Chapter 6: Regularization Strategies — Taming Overfitting

The Overfitting Problem

Deep neural networks are extremely powerful function approximators — often too powerful. A network with millions of parameters can easily memorize a training set rather than learning generalizable patterns. This is overfitting: low training error but high test error.

Regularization is the collection of techniques that prevent overfitting and improve generalization. These strategies became critical during the deep learning renaissance, enabling larger models trained on limited data.

L2 Regularization (Weight Decay)

The oldest and simplest regularization: add a penalty proportional to the squared magnitude of the weights to the loss function:

\[L_{\text{reg}} = L_{\text{data}} + \frac{\lambda}{2} \sum_{i} w_i^2\]

The gradient update becomes:

\[w \leftarrow w - \eta \frac{\partial L_{\text{data}}}{\partial w} - \eta \lambda w\]

The extra term $-\eta \lambda w$ shrinks weights toward zero at each step, hence “weight decay.”

Why It Works

Large weights amplify noise and create sharp decision boundaries. L2 regularization encourages smoother functions with smaller weights, which generalize better. It’s equivalent to placing a Gaussian prior on the weights in a Bayesian framework.

Decoupled Weight Decay

In Adam and other adaptive optimizers, the standard L2 penalty interacts poorly with the adaptive learning rate. Loshchilov and Hutter (2017) introduced AdamW, which applies weight decay directly to the weights rather than through the gradient:

\[w \leftarrow (1 - \eta \lambda) w - \eta \cdot \text{Adam\_step}\]

AdamW became the standard optimizer for Transformers and LLMs.

L1 Regularization

\[L_{\text{reg}} = L_{\text{data}} + \lambda \sum_{i} |w_i|\]
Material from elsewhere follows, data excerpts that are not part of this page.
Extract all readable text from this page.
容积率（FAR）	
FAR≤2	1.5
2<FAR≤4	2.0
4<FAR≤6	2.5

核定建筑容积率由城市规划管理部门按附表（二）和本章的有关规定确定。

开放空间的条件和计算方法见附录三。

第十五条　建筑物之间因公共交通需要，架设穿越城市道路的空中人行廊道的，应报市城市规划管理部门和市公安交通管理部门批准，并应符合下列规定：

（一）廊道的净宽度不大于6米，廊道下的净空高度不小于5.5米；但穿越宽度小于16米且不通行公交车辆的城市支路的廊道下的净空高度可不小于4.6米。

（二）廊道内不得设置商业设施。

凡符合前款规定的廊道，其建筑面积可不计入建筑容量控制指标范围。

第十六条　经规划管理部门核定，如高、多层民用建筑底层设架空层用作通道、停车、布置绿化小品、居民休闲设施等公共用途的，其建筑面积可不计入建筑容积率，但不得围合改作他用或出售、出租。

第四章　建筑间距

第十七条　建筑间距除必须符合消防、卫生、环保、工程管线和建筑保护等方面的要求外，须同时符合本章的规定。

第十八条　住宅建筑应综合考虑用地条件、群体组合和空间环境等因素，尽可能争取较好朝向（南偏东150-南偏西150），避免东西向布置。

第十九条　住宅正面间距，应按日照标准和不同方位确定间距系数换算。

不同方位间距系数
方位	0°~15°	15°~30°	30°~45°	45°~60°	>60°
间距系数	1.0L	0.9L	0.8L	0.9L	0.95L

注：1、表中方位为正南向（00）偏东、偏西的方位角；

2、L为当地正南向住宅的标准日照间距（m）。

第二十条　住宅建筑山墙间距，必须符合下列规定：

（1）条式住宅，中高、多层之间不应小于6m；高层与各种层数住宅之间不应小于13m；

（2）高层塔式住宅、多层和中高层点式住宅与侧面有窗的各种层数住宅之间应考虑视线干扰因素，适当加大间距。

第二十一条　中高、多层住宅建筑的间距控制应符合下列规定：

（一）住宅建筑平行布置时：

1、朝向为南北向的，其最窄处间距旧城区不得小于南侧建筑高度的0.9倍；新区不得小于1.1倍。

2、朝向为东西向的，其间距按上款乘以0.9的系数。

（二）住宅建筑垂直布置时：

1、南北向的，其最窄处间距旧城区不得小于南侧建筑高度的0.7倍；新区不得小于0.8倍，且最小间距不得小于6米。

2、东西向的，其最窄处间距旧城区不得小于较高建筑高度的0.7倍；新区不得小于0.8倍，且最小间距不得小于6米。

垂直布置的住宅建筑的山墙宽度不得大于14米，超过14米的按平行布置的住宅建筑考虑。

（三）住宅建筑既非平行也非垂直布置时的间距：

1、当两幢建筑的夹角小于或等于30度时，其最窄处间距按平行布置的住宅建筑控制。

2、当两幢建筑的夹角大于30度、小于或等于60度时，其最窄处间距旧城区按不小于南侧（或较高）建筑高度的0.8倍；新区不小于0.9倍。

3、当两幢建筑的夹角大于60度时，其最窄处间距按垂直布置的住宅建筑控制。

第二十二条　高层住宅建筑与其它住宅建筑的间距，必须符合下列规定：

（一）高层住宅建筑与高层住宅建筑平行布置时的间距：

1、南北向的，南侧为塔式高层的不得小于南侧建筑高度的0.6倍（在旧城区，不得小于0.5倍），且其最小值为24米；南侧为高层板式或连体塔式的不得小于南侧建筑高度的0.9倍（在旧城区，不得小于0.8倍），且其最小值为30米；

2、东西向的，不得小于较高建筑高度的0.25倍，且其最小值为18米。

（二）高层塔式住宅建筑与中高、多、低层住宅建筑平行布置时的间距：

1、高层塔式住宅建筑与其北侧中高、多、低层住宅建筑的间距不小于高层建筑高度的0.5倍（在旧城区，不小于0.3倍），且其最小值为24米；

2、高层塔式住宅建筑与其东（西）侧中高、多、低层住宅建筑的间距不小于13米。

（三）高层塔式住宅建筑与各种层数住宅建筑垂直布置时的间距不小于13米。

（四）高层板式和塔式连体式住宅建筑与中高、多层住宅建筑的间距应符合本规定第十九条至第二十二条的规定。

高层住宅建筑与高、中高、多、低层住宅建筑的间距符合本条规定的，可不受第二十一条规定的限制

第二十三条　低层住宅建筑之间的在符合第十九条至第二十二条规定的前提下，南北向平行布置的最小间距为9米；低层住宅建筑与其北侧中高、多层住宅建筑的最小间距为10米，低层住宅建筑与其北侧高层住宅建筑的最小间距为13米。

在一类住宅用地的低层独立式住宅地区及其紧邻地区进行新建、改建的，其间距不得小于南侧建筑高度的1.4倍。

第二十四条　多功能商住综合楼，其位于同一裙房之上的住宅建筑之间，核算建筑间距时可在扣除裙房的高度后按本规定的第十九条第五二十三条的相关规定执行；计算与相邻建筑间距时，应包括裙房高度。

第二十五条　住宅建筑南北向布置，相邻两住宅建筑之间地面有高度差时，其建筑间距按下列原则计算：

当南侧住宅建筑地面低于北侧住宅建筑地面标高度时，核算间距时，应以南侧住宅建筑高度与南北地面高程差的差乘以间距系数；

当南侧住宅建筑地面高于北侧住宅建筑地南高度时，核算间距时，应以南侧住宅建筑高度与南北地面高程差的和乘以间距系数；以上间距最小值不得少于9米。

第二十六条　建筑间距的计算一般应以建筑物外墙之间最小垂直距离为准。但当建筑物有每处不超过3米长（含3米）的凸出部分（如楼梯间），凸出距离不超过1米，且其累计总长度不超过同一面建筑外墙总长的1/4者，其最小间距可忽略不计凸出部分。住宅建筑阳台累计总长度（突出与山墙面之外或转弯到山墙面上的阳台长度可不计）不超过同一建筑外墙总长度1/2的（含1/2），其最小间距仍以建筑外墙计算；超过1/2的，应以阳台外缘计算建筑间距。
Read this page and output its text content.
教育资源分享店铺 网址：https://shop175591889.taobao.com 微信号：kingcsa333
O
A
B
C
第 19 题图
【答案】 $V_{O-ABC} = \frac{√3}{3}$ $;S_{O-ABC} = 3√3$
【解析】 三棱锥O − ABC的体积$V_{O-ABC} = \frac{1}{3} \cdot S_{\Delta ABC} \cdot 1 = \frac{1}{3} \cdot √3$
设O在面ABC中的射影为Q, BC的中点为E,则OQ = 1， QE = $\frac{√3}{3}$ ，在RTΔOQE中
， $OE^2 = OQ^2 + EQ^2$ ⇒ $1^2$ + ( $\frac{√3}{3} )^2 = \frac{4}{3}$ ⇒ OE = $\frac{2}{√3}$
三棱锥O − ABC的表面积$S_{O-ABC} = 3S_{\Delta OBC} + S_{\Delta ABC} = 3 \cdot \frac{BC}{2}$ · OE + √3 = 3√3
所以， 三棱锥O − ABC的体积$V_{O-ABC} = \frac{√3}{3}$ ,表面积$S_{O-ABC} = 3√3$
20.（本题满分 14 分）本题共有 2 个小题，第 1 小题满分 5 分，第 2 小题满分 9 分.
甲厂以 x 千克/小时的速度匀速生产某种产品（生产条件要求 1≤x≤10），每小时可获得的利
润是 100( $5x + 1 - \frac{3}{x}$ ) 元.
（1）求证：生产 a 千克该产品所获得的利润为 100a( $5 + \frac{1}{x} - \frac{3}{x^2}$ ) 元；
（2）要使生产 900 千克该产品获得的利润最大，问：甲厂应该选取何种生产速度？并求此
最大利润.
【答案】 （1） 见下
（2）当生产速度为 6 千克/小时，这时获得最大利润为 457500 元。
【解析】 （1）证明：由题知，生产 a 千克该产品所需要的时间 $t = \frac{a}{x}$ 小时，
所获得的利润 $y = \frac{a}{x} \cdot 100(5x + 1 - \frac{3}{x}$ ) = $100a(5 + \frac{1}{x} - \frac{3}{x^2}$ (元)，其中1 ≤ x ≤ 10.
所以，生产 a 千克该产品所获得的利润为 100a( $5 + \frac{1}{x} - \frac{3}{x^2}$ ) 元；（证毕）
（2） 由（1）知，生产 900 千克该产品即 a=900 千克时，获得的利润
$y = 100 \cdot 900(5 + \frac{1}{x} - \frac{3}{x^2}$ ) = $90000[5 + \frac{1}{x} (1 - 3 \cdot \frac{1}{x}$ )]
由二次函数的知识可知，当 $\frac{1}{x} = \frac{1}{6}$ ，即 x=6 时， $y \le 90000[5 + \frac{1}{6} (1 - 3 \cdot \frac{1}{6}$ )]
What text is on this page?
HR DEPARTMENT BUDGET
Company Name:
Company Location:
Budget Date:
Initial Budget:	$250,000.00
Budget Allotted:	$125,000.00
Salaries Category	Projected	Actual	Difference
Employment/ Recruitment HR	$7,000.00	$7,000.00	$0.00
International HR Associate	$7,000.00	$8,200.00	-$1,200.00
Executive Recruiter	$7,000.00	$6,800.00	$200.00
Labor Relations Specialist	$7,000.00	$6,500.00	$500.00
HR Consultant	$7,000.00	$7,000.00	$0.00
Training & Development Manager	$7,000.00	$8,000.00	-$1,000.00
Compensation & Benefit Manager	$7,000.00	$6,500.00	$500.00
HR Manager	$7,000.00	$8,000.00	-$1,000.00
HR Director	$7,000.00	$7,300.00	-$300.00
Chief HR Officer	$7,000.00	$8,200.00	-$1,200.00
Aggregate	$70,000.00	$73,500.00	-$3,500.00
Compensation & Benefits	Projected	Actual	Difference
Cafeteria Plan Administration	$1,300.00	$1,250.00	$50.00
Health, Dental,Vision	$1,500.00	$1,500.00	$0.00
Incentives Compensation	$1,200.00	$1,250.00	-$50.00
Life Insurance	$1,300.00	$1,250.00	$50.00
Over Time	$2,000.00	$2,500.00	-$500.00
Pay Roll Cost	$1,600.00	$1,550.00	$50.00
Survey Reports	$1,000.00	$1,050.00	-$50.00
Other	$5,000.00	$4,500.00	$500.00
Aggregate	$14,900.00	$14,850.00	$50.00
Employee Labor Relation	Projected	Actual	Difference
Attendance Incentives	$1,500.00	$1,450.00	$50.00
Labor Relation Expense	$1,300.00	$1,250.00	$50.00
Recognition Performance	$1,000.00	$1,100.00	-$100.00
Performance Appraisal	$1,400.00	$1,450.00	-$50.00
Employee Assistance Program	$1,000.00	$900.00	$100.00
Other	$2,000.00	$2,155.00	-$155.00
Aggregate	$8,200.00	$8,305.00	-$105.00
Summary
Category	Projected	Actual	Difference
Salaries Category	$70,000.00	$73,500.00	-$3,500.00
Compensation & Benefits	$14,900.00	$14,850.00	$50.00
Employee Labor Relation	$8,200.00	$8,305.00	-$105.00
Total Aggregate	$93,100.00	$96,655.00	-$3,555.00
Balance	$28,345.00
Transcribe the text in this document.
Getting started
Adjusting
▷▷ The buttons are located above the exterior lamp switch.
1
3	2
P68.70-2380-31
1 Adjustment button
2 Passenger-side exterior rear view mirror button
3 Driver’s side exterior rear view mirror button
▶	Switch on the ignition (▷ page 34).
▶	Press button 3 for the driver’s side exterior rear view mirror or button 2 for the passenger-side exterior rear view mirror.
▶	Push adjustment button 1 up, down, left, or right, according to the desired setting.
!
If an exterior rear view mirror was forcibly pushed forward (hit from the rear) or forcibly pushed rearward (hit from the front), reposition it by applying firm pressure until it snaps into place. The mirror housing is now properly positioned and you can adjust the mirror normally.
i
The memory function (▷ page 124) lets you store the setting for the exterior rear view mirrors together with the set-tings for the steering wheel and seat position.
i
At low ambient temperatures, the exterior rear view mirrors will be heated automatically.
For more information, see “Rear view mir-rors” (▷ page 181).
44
L1 drives weights exactly to zero, producing sparse models. This is useful for feature selection but less common in deep learning, where sparsity is typically achieved through activation functions (ReLU) or pruning.

Dropout (2014)

Dropout, introduced by Srivastava, Hinton, and others, was one of AlexNet’s secret weapons and became one of the most important regularization techniques in deep learning.

The Idea

During training, randomly set each neuron’s output to zero with probability $p$ (typically 0.5 for hidden layers):

\[\hat{h}_i = \begin{cases} 0 & \text{with probability } p \\ \frac{h_i}{1-p} & \text{with probability } 1-p \end{cases}\]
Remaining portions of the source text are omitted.